The charity has produced a 15-point plan for improving the welfare of wild animals kept in captivity in the UK.


Virginia McKenna. Picture: Maria Slough Photography Born Free is calling for a full-time centralised zoo inspectorate. Licensing is currently handled by local authorities.

The charity wants the government to fulfil its manifesto pledge to ban wild animals in travelling circuses.

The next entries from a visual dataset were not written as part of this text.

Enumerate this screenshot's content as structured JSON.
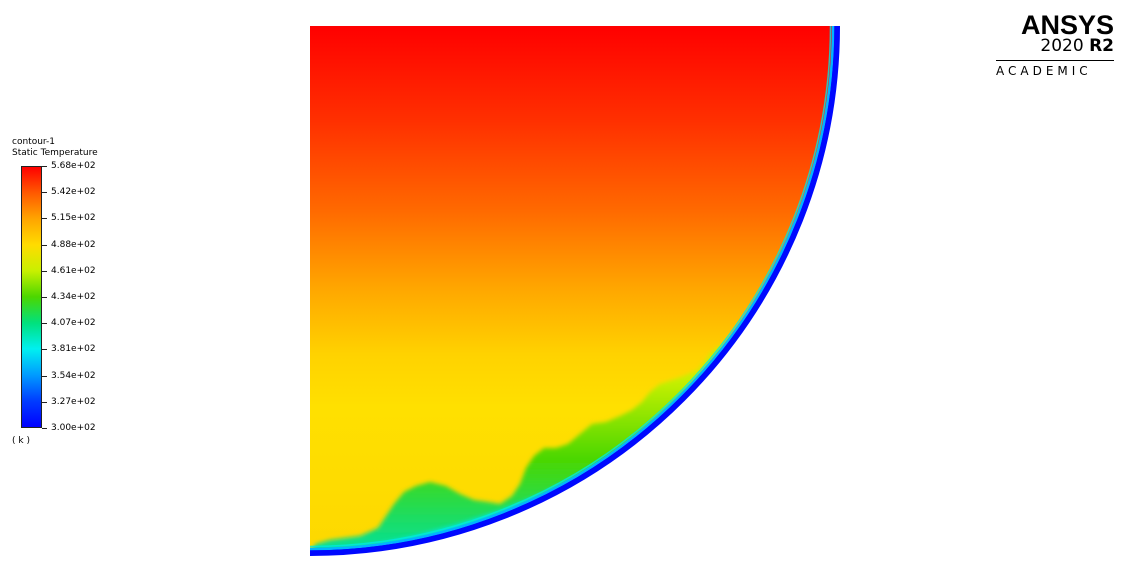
{
  "legend": {
    "contour_name": "contour-1",
    "variable": "Static Temperature",
    "units": "( k )",
    "ticks": [
      "5.68e+02",
      "5.42e+02",
      "5.15e+02",
      "4.88e+02",
      "4.61e+02",
      "4.34e+02",
      "4.07e+02",
      "3.81e+02",
      "3.54e+02",
      "3.27e+02",
      "3.00e+02"
    ],
    "range": {
      "min": 300,
      "max": 568
    },
    "colormap": [
      "#ff0000",
      "#ff5a00",
      "#ffa500",
      "#ffdc00",
      "#c8f000",
      "#4bd700",
      "#00e17d",
      "#00f0f0",
      "#009bff",
      "#003cff",
      "#0000ff"
    ]
  },
  "contour_colors": {
    "top": "#ff0000",
    "middle": "#ffdd00",
    "cold_plume": "#4bd700",
    "wall": "#0000ff"
  },
  "logo": {
    "brand": "ANSYS",
    "version_year": "2020",
    "version_release": "R2",
    "edition": "ACADEMIC"
  }
}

It is also calling for a ban on selling or keeping primates as pets and a ban on the import, sale and keeping of wild-caught mammals, reptiles and amphibians as pets.

Zoos, it says, should lose the legal exemption that allows them to “pinion” birds, where their wings are cut to prevent flight.

McKenna, 85, said: "We have fought tirelessly for 33 years for the millions of neglected, overlooked, unprotected, and mistreated wild animals kept in zoos, travelling circuses and as 'pets'.

"Yet significant problems remain on our doorstep here in the UK: it still remains legal to purchase and keep wild animals as pets, to repeatedly transport them for performance in travelling circuses, and it is shockingly clear that many zoos in the UK are substandard, failing to meet even meagre minimum requirements.

"Governments have the power to change this and they must take these issues seriously."

An inspection of Dalton Zoo in January revealed animal welfare standards within an area managed directly by Mr Gill were poor and had resulted in the deaths of a series of exhibits.

A post mortem report also revealed nearly 500 animals died in just four years because of inappropriate animal husbandry and harrowing conditions.

The causes included emaciation, exposure and infighting within overstocked pens.

Staff from the Born Free Foundation - a charity that campaigns for the rights of captive animals - said they witnessed animals exhibiting 'stereotypic behaviour' when they visited Dalton Zoo.

The organisation was one of two to address members of Barrow Borough Council's licencing committee earlier this month on concerns for the welfare of animals kept at the attraction.

Katie Richards, of Born Free, urged the committee to reject an application for a zoo licence made by the site's owner David Gill.

Ms Richards said: "I was appalled at the apparent mismanagement of the zoo and the animals.

"I am also deeply concerned Barrow Borough Council has allowed it to deteriorate over several years.

"There are fundamental issues that cannot be fixed by awarding a new zoo licence."

South Lakes Safari Zoo is operating without a licence after Barrow Borough Council bosses refused to renew the existing permit held in the name of the attraction's owner, David Gill.

A formal closure notice was also issued by members of BBC's licencing regulatory committee after they ruled the zoo had failed to comply with a series of direction orders put in place last year.

However, the zoo can remain open for 28 days pending an appeal of the licence refusal by Mr Gill.

Cumbria Zoo Company Ltd, of which Mr Gill is not a director, hopes to secure its own zoo licence from Barrow Borough Council in May.